Good Intervention

We typically resist people who want to “get into our business”, don’t we? And yet, I want to suggest to you that there are occasions when interference by others can actually be a good thing.

I vividly recall being challenged to engage in an after-school fight when I was ten years-old. Foolishly, I agreed.

When the final bell rang I proceeded reluctantly to the designated spot where my opponent and his motley crew were waiting for me. As I approached, my opponent scoffed at me, taunting me to make the first move . . . until we were interrupted by the sound of a man’s voice.

The crowd which had assembled quickly scattered as the man approached. He summoned me forward and ordered the rest of the children to go home.

It was my father.

So you see, interference can be a good thing; especially if the one who is interfering knows better than we do. Interference can be a good thing if the one interfering has abilities that we lack to remedy a problem.

We are reminded at Christmas that this is the story of God’s intervention in human history. Conceivably, God could have left us to our own devices, but He knew that the problem was beyond our ability to remedy.

The core problem, as is identified throughout Scripture, is the problem of sin. Sure, there were, and are, other problems—problems of war, problems of injustice, and problems of poverty—but, clearly, these are the symptoms of the core problem.

What we soon learn is that Jesus did not come to this earth to give us a band-aid solution to our problems. This is not heaven’s version of a public relations visit. Jesus did not come merely to provide humanity with a helpful body of teachings, as if sufficient education could fix our problems. This was a rescue mission. Jesus came to overcome for us the fundamental barrier between God and humanity.

I appreciate the specific details provided by the angel in Matthew’s narrative. Otherwise, we might have missed the primary purpose of Jesus’ birth. Without the angel’s words we might have imagined that our sin was not that big of a problem. Without the angel’s words we might have imagined, as many did, that the role of the Messiah was to be a national liberator. Thankfully, the angel leaves no doubt about what we need saving from: “give Him the name Jesus, because He will save His people from their sins” (Mt. 1:21).

In the person of Jesus, born two thousand years ago, God powerfully entered into the affairs of humanity. It was a profound interruption in human history; it was interference of the best kind.
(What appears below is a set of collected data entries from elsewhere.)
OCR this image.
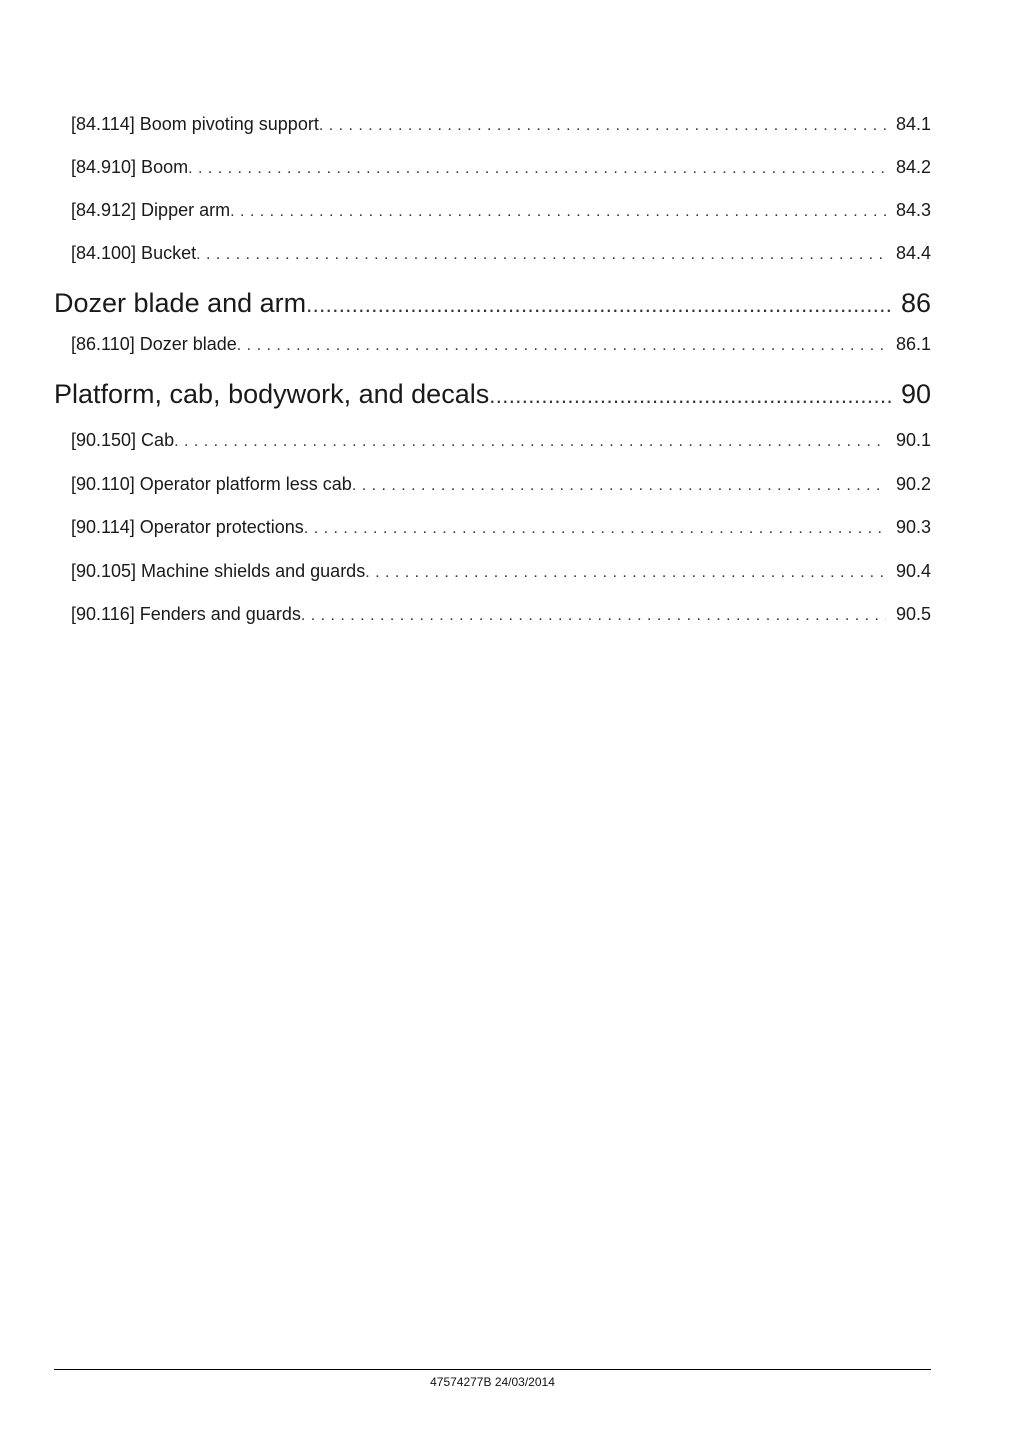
[84.114] Boom pivoting support . . .	84.1
[84.910] Boom . . .	84.2
[84.912] Dipper arm . . .	84.3
[84.100] Bucket . . .	84.4
Dozer blade and arm .....	86
[86.110] Dozer blade . . .	86.1
Platform, cab, bodywork, and decals .....	90
[90.150] Cab . . .	90.1
[90.110] Operator platform less cab . . .	90.2
[90.114] Operator protections . . .	90.3
[90.105] Machine shields and guards . . .	90.4
[90.116] Fenders and guards . . .	90.5
47574277B 24/03/2014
While we recognize and celebrate the intervention of God in human history at Christmas, I also want to invite you to think about the intervention of God in your personal history. Has there been a point in your life where you discerned that God was breaking in? Perhaps, even now, you sense His presence. Perhaps, even now, you detect God wanting to intervene—wanting to change the trajectory of your life and to shower you with His grace.

My plea is for you to allow God to “get into your business”. Interference can be a good thing. Interference from God will always be a good thing. This Christmas, and beyond, my encouragement is for you to let God in.